Une troisième raison explique cette prolifération : l’étendue des domaines susceptibles d’être concernés par l’inflation normative. Je ne citerai en exemple que la question des normes applicables aux équipements sportifs : selon Alain Richard, rapporteur de ce texte au Sénat, 80 % des infrastructures sportives en France sont gérées par les communes et leurs établissements publics. En conséquence, les règlements pris par les fédérations sportives affectent directement la gestion des équipements sportifs locaux, et donc le budget des collectivités territoriales.

Ainsi, les collectivités, très impliquées dans le développement des clubs sportifs, se sentent bien souvent prises en otage par les exigences des fédérations nationales imposant régulièrement des améliorations des équipements.

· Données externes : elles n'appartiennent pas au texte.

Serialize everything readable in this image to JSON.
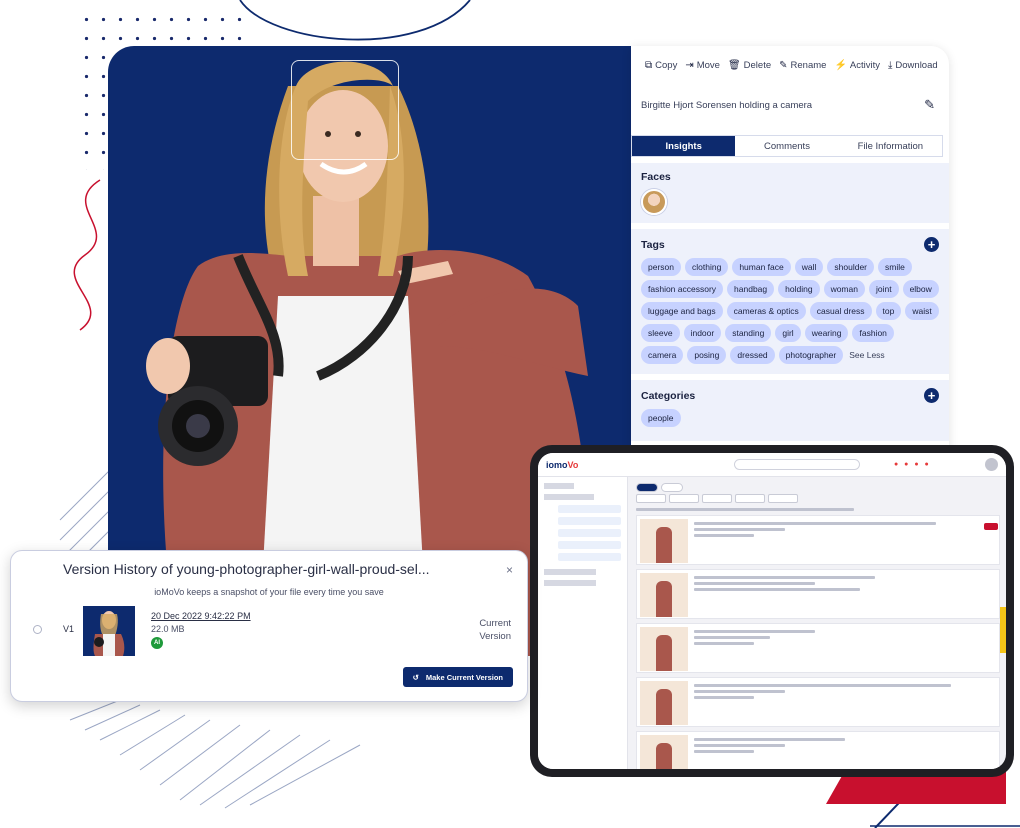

Face à ce constat, des réponses de nature organisationnelle ou législative ont été apportées, comme le développement progressif des études d’impact – désormais consacrées par la révision constitutionnelle de 2008 –, la création de la commission consultative d’évaluation des normes en 2008 – qui doit être consultée préalablement à l’adoption des seules mesures réglementaires concernant les collectivités territoriales, leurs groupements et leurs établissements publics –, ou encore le moratoire édicté par le Premier ministre en 2010 sur l’adoption de mesures réglementaires concernant les collectivités, qui a rapidement montré ses limites. Ce moratoire a été remplacé par une nouvelle circulaire du Premier ministre du 17 juillet 2013 relative à un gel de la réglementation, précisant que, depuis le 1er septembre 2013, pour toute nouvelle norme, une norme ancienne devra être supprimée ou allégée.

Au-delà de l’institution de ce gel, le Premier ministre a proposé d’améliorer l’évaluation par l’administration de l’impact juridique et financier des projets de textes réglementaires qu’elle élabore. Ainsi, l’administration devra être attentive à ce que les projets de textes ne créent pas des normes plus exigeantes en « surtransposant », si vous me permettez cette expression, les directives européennes.

Par ailleurs, le pouvoir réglementaire devra respecter un principe de proportionnalité, en s’efforçant de laisser des marges de manoeuvre pour la mise en oeuvre ou prévoir des modalités d’adaptation aux situations particulières.